We see texture nets as a general purpose device for the expression of all the senses, all the stimuli coming into the brain – noting that reference 4 argues that that is all there is. Anything which gets coded up in the brain takes the form of stuff coming in from one or other of the senses.

So we need to sort out how we are to distinguish the various modalities, what it is that distinguishes the various modalities – sight, sound and so on – bearing in mind that there are some people – synaesthetics - who get fairly muddled up in this department. The distinguishing features, whatever they might be, need to be able to break down.

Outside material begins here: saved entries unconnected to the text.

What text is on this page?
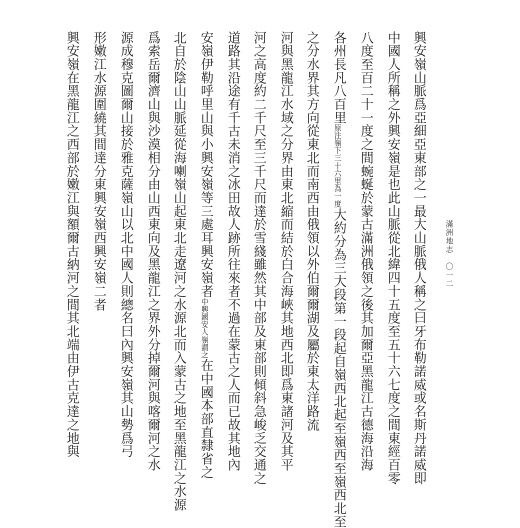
滿洲地志　〇一二
興安嶺山脈爲亞細亞東部之一最大山脈俄人稱之曰牙布勒諾威或名斯丹諾威即
中國人所稱之外興安嶺是也此山脈從北緯四十五度至五十六七度之間東經百零
八度至百二十一度之間蜿蜒於蒙古滿洲俄領之後其加爾亞黑龍江古德海沿海
各州長凡八百里原注嶺下三十六里為一度大約分為三大段第一段起自嶺西北起至嶺西至嶺西北至
之分水界其方向從東北而南西由俄領以外伯爾爾湖及屬於東太洋路流
河與黑龍江水域之分界由東北縮而結於白合海峽其地西北即爲東諸河及其平
河之高度約二千尺至三千尺而達於雪綫雖然其中部及東部則傾斜急峻乏交通之
道路其沿途有千古未消之冰田故人跡所往來者不過在蒙古之人而已故其地內
安嶺伊勒呼里山與小興安嶺等三處耳興安嶺者中興國安人嶺謂之在中國本部直隸省之
北自於陰山山脈延從海喇嶺山起東北走遼河之水源北而入蒙古之地至黑龍江之水源
爲索岳爾濟山與沙漠相分由山西東向及黑龍江之界外分掉爾河與喀爾河之水
源成穆克圖爾山接於雅克薩嶺山以北中國人則總名曰內興安嶺其山勢爲弓
形嫩江水源圍繞其間達分東興安嶺西興安嶺二者
興安嶺在黑龍江之西部於嫩江與額爾古納河之間其北端由伊古克達之地與
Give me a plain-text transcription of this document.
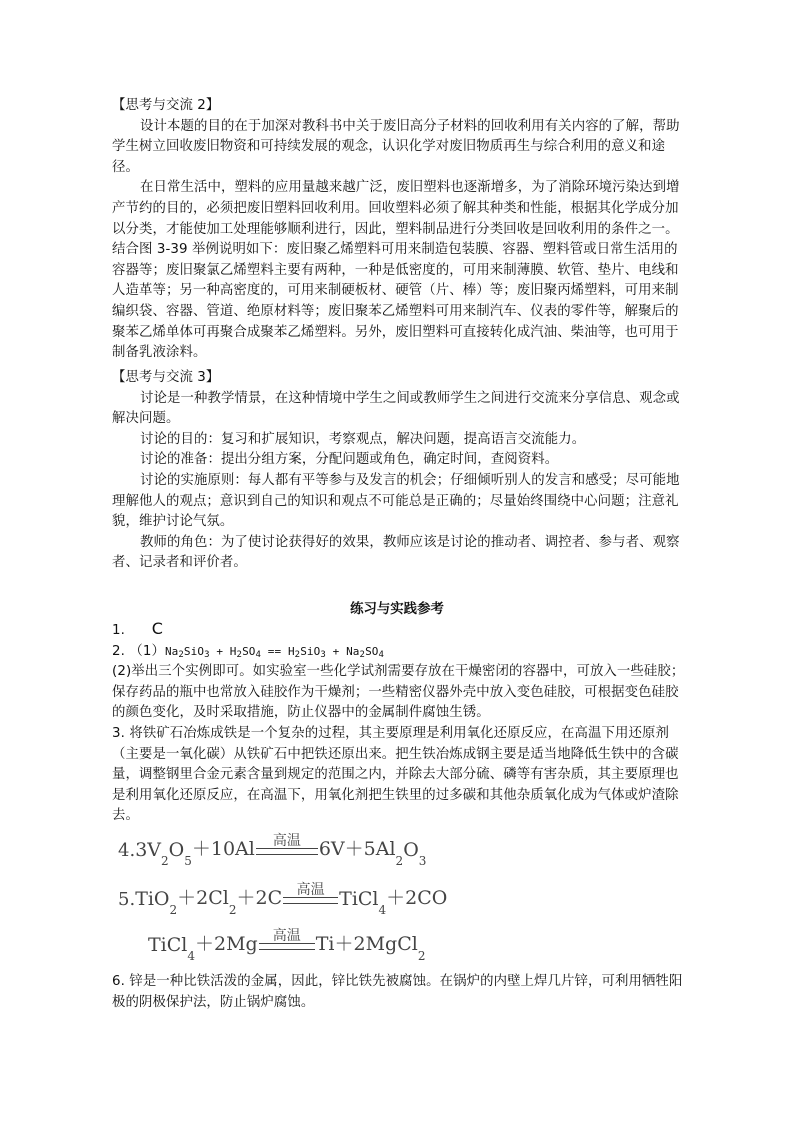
【思考与交流 2】

设计本题的目的在于加深对教科书中关于废旧高分子材料的回收利用有关内容的了解，帮助学生树立回收废旧物资和可持续发展的观念，认识化学对废旧物质再生与综合利用的意义和途径。

在日常生活中，塑料的应用量越来越广泛，废旧塑料也逐渐增多，为了消除环境污染达到增产节约的目的，必须把废旧塑料回收利用。回收塑料必须了解其种类和性能，根据其化学成分加以分类，才能使加工处理能够顺利进行，因此，塑料制品进行分类回收是回收利用的条件之一。结合图 3-39 举例说明如下：废旧聚乙烯塑料可用来制造包装膜、容器、塑料管或日常生活用的容器等；废旧聚氯乙烯塑料主要有两种，一种是低密度的，可用来制薄膜、软管、垫片、电线和人造革等；另一种高密度的，可用来制硬板材、硬管（片、棒）等；废旧聚丙烯塑料，可用来制编织袋、容器、管道、绝原材料等；废旧聚苯乙烯塑料可用来制汽车、仪表的零件等，解聚后的聚苯乙烯单体可再聚合成聚苯乙烯塑料。另外，废旧塑料可直接转化成汽油、柴油等，也可用于制备乳液涂料。

【思考与交流 3】

讨论是一种教学情景，在这种情境中学生之间或教师学生之间进行交流来分享信息、观念或解决问题。

讨论的目的：复习和扩展知识，考察观点，解决问题，提高语言交流能力。

讨论的准备：提出分组方案，分配问题或角色，确定时间，查阅资料。

讨论的实施原则：每人都有平等参与及发言的机会；仔细倾听别人的发言和感受；尽可能地理解他人的观点；意识到自己的知识和观点不可能总是正确的；尽量始终围绕中心问题；注意礼貌，维护讨论气氛。

教师的角色：为了使讨论获得好的效果，教师应该是讨论的推动者、调控者、参与者、观察者、记录者和评价者。

练习与实践参考

1. C

2. $(1)Na_2SiO_3 + H_2SO_4 == H_2SiO_3 + Na_2SO_4$

(2)举出三个实例即可。如实验室一些化学试剂需要存放在干燥密闭的容器中，可放入一些硅胶；保存药品的瓶中也常放入硅胶作为干燥剂；一些精密仪器外壳中放入变色硅胶，可根据变色硅胶的颜色变化，及时采取措施，防止仪器中的金属制件腐蚀生锈。

3. 将铁矿石冶炼成铁是一个复杂的过程，其主要原理是利用氧化还原反应，在高温下用还原剂（主要是一氧化碳）从铁矿石中把铁还原出来。把生铁冶炼成钢主要是适当地降低生铁中的含碳量，调整钢里合金元素含量到规定的范围之内，并除去大部分硫、磷等有害杂质，其主要原理也是利用氧化还原反应，在高温下，用氧化剂把生铁里的过多碳和其他杂质氧化成为气体或炉渣除去。

4. 3V 2 O 5
＋10Al 高温 6V＋5Al
2 O 3
5. TiO 2
＋2Cl
2
＋2C 高温 TiCl 4
＋2CO
TiCl 4
＋2Mg 高温 Ti＋2MgCl
2

6. 锌是一种比铁活泼的金属，因此，锌比铁先被腐蚀。在锅炉的内壁上焊几片锌，可利用牺牲阳极的阴极保护法，防止锅炉腐蚀。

A first step might to be to identify some candidates for such distinguishing.

Conclusions

We have offered some suggestions as to how LWS-N might code up Huang and Pashler’s triangle and digressed onto the business of texture nets more generally, albeit in a very preliminary way.

We will be talking more about texture nets in due course.

References

Reference 1: A Boolean map theory of visual attention - Huang, L., & Pashler, H. – 2007. Abstract: a theory is presented that attempts to answer two questions. What visual contents can an observer consciously access at one moment? Answer: only one feature value (e.g., green) per dimension, but those feature values can be associated (as a group) with multiple spatially precise locations (comprising a single labelled Boolean map). How can an observer voluntarily select what to access? Answer: in one of two ways: (a) by selecting one feature value in one dimension (e.g., selecting the colour red) or (b) by iteratively combining the output of (a) with a pre-existing Boolean map via the Boolean operations of intersection and union. Boolean map theory offers a unified interpretation of a wide variety of visual attention phenomena usually treated in separate literatures. In so doing, it also illuminates the neglected phenomena of attention to structure.

Reference 2: https://psmv3.blogspot.com/2018/05/a-modest-change-to-layer-objects-of-lws.html.

Reference 3: http://psmv3.blogspot.com/2017/07/binding.html. Includes some discussion of column objects, albeit in the context of LWS-W rather than LWS-N.

Reference 4: The Mind Is Flat: The Illusion of Mental Depth and the Improvised Mind - Nick Chater – 2018. To which I owe reference 1 and the whole triangle story.